Under this constitutional power, he reasons, a person can be taxed for doing nothing if the intention of Congress is simply to promote certain types of behavior. “Tax incentives already promote, for example, purchasing homes and professional educations,” he writes.

Those kinds of incentives, however, are really tax breaks, such as credits and deductions. The justice does not explain why a tax break should be treated the same as a tax charge. The first gives money away. The second takes it away.

This distinction is important for those who consciously choose not to buy health insurance, such as people who rely solely on nonmedical means for health even in emergencies. Being charged for what one believes does not look like much of an incentive for this class of people.

The chief justice, having renamed the law’s “penalty” as a tax, does worry about how Congress might use this tax – thus his warning that it must be done “properly.”

He says it cannot be so punitive to individuals as to “destroy” their welfare.
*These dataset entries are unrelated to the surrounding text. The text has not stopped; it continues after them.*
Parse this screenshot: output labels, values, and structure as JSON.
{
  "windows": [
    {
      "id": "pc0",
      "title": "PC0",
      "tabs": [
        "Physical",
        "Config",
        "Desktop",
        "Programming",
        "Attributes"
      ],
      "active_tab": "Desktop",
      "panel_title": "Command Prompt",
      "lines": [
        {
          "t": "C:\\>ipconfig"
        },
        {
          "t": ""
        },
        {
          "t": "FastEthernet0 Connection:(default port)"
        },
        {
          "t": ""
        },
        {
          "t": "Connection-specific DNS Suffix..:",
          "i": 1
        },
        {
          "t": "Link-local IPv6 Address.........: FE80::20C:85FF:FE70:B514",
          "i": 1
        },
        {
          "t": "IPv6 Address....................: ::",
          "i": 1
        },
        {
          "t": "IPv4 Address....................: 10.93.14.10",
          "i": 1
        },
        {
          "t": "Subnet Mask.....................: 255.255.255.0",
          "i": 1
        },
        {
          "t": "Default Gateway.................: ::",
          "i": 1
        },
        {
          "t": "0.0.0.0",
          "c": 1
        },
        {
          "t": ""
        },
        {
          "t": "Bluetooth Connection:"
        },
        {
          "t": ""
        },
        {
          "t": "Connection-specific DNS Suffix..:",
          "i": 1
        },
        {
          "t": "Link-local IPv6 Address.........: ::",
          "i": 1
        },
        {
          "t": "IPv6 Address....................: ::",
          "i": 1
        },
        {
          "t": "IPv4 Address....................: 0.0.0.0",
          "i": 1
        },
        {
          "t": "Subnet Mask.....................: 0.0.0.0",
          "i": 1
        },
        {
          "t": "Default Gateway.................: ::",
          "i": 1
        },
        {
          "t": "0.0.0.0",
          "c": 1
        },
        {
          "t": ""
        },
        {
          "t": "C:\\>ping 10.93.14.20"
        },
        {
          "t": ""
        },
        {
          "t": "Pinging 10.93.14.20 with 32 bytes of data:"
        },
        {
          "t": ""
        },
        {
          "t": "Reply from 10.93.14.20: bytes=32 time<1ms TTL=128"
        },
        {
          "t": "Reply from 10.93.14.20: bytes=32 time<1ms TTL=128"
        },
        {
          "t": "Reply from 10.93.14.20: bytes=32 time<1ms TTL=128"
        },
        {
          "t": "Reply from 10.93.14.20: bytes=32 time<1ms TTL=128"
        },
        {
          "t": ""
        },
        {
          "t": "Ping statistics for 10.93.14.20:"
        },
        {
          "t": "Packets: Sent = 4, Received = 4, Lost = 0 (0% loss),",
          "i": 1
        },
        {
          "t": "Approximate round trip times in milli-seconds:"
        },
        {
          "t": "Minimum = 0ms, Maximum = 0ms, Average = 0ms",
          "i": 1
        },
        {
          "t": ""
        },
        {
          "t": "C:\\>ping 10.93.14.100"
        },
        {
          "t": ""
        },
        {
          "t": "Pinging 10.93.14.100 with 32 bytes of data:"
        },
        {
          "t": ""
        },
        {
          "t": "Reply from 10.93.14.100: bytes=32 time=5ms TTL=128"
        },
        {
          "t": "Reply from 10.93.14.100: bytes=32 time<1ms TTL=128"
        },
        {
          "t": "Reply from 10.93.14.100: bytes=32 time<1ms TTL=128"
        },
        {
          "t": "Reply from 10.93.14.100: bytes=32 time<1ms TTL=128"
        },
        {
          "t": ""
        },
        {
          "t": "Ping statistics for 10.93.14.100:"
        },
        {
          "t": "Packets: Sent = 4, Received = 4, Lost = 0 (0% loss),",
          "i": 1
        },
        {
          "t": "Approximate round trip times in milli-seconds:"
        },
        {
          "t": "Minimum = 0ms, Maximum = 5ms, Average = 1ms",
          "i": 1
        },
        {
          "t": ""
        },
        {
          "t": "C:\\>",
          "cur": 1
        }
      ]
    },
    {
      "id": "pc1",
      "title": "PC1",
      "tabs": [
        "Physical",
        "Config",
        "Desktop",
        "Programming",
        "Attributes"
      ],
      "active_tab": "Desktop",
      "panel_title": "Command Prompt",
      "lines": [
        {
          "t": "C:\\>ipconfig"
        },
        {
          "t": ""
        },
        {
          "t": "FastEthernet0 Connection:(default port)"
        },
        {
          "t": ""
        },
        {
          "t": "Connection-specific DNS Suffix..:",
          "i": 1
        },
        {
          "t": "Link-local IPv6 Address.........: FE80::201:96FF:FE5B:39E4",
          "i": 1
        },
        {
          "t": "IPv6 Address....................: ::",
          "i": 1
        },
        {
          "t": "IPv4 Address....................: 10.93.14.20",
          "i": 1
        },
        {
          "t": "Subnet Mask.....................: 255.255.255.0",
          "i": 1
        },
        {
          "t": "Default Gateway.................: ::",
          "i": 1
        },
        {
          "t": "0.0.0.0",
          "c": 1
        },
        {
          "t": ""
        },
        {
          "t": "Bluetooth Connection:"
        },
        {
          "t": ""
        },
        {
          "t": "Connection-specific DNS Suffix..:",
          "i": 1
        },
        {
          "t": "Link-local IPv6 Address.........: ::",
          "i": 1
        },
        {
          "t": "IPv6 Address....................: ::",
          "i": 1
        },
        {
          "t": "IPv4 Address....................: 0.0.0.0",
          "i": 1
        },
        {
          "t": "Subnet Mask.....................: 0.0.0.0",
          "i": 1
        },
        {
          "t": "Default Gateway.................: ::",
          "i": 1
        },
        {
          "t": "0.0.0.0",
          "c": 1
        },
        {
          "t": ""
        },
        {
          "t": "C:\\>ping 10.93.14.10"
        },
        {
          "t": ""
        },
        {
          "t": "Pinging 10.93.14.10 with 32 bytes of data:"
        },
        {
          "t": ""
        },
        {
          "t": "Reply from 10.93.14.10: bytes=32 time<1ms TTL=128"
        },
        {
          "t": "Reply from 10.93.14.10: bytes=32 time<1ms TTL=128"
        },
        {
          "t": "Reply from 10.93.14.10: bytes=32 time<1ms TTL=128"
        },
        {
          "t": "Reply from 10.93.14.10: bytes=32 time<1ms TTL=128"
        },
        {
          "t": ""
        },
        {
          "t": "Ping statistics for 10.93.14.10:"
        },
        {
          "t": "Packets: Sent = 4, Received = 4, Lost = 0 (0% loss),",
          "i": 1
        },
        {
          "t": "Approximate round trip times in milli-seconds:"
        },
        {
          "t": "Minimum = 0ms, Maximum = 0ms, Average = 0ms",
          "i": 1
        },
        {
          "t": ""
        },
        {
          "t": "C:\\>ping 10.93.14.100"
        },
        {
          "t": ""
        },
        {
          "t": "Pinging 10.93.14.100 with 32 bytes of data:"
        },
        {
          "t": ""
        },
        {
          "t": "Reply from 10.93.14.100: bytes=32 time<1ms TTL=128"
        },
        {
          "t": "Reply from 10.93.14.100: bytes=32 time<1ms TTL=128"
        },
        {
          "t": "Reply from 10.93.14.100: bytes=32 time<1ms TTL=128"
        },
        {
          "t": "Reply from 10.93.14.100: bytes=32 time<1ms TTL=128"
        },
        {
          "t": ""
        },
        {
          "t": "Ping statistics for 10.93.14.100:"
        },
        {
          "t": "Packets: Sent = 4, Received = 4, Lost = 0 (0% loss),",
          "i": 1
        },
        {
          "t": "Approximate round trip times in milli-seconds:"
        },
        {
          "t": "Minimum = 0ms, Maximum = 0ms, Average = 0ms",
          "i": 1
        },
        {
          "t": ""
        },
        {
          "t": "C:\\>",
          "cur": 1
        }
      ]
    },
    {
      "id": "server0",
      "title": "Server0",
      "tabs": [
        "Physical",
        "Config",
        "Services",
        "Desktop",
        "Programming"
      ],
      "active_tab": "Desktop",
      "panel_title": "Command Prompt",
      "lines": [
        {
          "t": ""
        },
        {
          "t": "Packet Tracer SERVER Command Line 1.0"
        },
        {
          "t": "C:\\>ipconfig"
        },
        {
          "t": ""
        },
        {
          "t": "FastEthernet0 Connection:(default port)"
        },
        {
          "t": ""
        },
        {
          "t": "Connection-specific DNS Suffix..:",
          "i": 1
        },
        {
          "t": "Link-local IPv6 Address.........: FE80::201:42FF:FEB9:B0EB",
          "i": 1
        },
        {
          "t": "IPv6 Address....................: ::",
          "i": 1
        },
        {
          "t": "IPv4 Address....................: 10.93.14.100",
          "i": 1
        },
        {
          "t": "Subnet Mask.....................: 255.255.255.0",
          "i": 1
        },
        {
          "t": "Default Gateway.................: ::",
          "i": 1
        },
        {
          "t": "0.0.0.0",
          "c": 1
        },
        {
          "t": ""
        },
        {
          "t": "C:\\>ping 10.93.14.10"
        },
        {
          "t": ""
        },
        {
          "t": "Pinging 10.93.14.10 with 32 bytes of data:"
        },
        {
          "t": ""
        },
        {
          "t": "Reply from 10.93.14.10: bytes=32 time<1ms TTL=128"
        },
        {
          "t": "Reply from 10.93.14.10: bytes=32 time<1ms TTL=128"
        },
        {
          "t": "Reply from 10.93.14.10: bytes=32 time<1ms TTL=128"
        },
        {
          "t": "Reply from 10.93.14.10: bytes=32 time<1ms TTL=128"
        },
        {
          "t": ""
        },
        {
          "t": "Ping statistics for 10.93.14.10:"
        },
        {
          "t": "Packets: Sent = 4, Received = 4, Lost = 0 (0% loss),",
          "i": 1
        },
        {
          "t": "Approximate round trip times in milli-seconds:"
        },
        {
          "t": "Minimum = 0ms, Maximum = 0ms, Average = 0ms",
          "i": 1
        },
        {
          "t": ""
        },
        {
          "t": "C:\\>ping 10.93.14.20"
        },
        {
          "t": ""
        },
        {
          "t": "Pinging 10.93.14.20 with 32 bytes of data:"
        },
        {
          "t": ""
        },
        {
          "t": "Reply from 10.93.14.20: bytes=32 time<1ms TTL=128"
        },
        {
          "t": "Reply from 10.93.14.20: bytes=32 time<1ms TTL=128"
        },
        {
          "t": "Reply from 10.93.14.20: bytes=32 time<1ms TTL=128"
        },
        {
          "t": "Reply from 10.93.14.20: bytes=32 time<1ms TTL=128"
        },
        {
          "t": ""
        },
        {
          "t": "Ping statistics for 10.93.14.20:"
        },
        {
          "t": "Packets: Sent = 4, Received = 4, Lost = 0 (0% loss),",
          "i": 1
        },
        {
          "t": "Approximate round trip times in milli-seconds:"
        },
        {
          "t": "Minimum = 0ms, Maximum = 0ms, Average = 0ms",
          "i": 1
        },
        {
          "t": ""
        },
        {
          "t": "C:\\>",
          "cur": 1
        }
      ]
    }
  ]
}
This point may well require further review of the law by the courts. The courts could decide someday that the burden of paying 2.5 percent of one’s income for not buying health insurance, as the law calls for, is simply too destructive.

The Supreme Court has likely not said the last word on this law. And the act’s future could well be decided at the polls this November in the contest for the White House and Congress. The path toward achieving universal health care isn’t finished.